しっかりハマってしまったシリーズ、後二冊読破予定・・・
さよならの手口 [book] [若竹七海]
若竹七海/文藝春秋/お薦め度 ★★★★
シリーズ第四弾
失業中のフリーターの探偵、葉村晶、現在、ミステリー専門店でアルバイト中、古書引きとりの最中に白骨死体を発見、その際に負傷、入院するはめに・・・
入院中にもかかわらず、明解な推理?で犯人を言い当てる。その様子を見聞きした同室の元女優が20年前に失踪した娘の安否調査を依頼する。死ぬ前に娘に会いたい、と。

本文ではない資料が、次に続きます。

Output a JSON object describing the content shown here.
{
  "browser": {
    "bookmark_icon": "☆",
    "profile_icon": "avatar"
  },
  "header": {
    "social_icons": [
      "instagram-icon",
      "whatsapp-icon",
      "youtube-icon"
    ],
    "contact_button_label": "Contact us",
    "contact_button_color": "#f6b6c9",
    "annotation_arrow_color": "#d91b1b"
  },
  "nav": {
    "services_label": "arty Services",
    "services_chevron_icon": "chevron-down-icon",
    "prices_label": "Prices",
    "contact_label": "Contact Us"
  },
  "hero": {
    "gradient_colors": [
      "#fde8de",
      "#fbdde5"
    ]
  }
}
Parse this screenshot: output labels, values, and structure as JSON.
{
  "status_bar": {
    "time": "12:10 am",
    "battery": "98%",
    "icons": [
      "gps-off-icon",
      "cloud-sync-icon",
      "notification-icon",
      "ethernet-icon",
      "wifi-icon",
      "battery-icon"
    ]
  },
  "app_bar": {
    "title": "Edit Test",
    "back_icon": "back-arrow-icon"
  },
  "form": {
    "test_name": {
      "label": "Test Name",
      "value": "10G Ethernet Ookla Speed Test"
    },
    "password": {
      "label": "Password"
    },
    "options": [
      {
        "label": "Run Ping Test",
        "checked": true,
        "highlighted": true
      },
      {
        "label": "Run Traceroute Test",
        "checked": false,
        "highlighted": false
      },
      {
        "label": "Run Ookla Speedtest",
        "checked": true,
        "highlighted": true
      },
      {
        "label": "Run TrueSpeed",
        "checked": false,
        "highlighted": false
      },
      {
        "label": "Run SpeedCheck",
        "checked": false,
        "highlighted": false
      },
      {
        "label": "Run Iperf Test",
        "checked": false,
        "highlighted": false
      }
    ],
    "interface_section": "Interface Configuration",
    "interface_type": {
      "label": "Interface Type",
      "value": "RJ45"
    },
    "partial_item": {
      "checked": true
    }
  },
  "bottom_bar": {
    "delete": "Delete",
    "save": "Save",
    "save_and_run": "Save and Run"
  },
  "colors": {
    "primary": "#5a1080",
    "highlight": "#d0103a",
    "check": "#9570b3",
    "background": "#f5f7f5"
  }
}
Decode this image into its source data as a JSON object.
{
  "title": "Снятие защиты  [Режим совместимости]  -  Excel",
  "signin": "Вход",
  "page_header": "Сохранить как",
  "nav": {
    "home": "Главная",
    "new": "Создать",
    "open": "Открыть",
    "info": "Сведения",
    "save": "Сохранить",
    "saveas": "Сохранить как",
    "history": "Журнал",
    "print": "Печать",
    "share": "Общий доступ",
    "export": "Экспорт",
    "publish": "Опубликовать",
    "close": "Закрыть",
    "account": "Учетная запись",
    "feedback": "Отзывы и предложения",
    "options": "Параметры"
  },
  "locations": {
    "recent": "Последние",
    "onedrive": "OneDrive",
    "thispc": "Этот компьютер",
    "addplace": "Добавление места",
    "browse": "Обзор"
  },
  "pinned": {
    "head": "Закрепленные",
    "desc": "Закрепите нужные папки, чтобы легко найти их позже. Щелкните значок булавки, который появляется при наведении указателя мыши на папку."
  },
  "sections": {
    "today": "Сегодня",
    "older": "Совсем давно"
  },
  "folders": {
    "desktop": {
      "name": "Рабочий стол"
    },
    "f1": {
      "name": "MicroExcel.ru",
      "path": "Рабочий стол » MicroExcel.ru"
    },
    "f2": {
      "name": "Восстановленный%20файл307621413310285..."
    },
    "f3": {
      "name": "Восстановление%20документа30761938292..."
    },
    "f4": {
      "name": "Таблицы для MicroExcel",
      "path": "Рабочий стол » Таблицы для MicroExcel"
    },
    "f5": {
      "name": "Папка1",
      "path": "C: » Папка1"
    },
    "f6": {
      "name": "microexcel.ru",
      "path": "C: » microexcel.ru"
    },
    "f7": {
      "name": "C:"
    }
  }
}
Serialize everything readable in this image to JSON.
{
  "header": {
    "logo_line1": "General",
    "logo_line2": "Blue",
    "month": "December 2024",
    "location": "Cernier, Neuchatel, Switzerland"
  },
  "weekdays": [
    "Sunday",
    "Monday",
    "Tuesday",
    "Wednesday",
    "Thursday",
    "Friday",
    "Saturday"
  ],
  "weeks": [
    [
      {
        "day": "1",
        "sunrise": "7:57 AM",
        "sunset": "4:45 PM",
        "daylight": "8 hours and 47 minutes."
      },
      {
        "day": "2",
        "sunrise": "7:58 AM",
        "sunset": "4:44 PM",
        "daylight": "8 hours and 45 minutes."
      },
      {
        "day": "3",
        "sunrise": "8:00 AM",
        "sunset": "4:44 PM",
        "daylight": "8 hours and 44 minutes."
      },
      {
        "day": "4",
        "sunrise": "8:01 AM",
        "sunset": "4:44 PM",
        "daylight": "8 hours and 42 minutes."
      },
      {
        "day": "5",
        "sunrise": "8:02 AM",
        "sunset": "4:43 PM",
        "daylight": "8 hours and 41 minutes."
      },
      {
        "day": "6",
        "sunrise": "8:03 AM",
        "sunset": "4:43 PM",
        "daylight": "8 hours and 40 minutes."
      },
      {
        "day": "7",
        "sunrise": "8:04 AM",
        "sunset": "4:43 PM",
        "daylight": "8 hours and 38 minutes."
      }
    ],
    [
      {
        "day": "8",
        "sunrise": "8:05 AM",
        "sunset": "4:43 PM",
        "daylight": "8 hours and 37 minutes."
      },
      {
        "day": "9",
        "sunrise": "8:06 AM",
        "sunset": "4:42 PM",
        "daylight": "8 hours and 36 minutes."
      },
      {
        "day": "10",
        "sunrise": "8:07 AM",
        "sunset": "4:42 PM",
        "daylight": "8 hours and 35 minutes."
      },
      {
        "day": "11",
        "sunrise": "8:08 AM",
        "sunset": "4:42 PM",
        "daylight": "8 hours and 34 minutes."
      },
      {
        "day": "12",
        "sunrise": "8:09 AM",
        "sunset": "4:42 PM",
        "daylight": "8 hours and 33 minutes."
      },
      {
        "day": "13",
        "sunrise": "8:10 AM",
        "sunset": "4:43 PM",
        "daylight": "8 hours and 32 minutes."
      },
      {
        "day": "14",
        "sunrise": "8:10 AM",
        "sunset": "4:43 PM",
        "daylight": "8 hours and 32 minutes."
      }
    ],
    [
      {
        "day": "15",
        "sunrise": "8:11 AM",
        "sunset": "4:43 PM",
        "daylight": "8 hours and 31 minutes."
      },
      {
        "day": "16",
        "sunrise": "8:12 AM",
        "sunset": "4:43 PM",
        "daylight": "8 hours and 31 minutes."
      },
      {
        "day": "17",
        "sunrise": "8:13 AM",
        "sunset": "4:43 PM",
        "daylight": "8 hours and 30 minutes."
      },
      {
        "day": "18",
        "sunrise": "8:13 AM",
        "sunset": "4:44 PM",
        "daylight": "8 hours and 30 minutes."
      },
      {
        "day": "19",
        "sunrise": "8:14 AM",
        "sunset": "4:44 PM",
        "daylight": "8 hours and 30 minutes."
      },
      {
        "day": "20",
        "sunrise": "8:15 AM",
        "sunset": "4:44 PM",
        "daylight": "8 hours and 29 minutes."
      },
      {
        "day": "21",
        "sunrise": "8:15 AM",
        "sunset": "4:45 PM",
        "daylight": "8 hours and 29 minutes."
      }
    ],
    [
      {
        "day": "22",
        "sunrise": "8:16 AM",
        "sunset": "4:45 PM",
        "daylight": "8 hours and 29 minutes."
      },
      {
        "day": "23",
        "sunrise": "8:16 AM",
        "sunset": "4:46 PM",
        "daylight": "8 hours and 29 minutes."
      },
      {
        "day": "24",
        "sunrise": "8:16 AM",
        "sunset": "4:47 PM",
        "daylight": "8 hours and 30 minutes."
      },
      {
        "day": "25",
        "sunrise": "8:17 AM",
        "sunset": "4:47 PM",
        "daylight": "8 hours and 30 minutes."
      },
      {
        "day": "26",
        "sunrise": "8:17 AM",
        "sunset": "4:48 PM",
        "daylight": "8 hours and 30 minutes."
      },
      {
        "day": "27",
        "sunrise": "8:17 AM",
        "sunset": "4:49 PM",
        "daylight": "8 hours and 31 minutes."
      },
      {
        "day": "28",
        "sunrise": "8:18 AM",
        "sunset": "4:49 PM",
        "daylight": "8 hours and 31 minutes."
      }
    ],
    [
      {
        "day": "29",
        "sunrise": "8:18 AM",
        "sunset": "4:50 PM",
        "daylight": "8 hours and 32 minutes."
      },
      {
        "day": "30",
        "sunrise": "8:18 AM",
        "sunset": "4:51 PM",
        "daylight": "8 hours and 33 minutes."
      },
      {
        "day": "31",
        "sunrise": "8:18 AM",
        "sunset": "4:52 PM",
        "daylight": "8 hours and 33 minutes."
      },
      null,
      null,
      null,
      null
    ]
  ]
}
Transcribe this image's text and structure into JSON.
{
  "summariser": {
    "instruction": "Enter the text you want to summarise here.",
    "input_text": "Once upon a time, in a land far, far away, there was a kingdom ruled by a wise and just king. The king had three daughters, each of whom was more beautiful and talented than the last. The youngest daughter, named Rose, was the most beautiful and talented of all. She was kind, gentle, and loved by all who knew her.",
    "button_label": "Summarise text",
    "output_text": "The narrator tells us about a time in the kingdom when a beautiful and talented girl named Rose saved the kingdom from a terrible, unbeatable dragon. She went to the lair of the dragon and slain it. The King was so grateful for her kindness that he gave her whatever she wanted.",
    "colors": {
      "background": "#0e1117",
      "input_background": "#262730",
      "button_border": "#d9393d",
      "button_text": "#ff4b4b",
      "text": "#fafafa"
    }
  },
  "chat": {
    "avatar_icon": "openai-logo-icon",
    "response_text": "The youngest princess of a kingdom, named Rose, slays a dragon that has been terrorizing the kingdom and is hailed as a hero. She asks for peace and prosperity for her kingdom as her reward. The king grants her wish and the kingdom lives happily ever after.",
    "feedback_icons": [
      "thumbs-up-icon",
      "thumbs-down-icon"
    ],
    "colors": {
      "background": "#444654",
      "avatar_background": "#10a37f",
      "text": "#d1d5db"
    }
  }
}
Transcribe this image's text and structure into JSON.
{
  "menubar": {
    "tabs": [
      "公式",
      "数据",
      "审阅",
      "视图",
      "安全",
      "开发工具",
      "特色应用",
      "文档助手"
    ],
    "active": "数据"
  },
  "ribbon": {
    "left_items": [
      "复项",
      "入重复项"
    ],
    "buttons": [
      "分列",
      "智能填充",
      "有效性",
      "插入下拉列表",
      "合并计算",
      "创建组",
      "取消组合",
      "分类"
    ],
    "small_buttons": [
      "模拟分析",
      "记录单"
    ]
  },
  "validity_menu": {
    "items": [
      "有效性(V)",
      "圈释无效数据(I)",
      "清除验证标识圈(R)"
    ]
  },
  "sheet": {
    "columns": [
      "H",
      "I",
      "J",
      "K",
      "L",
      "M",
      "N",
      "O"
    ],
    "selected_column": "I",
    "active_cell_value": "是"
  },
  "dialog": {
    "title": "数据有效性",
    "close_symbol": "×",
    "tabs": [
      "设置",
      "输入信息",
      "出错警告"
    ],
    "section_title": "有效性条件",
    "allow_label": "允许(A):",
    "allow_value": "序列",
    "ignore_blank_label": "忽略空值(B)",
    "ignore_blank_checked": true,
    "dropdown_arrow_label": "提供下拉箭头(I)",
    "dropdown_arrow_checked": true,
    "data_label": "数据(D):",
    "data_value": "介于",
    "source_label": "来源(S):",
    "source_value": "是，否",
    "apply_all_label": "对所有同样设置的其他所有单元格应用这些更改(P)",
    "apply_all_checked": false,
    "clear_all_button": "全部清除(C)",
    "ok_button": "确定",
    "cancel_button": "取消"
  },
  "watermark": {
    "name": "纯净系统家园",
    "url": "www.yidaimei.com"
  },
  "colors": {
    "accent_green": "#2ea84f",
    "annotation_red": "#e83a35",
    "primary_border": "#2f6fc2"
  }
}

御年40代、農家の離れのシェアハウス暮らし、無趣味、友人はほとんでいない、オトコとも縁なし・・・そんな葉村だが探偵としての力量は確か、納得するまで事件を追う。
娘探しだけでなく小さな事件が複層し、ワークホリックなリーバス警部を彷彿させる働きぶりが実に良い!それにしても運の悪い葉村晶に同情せずにはいられない。
しばらく葉村晶を追ってみることにします。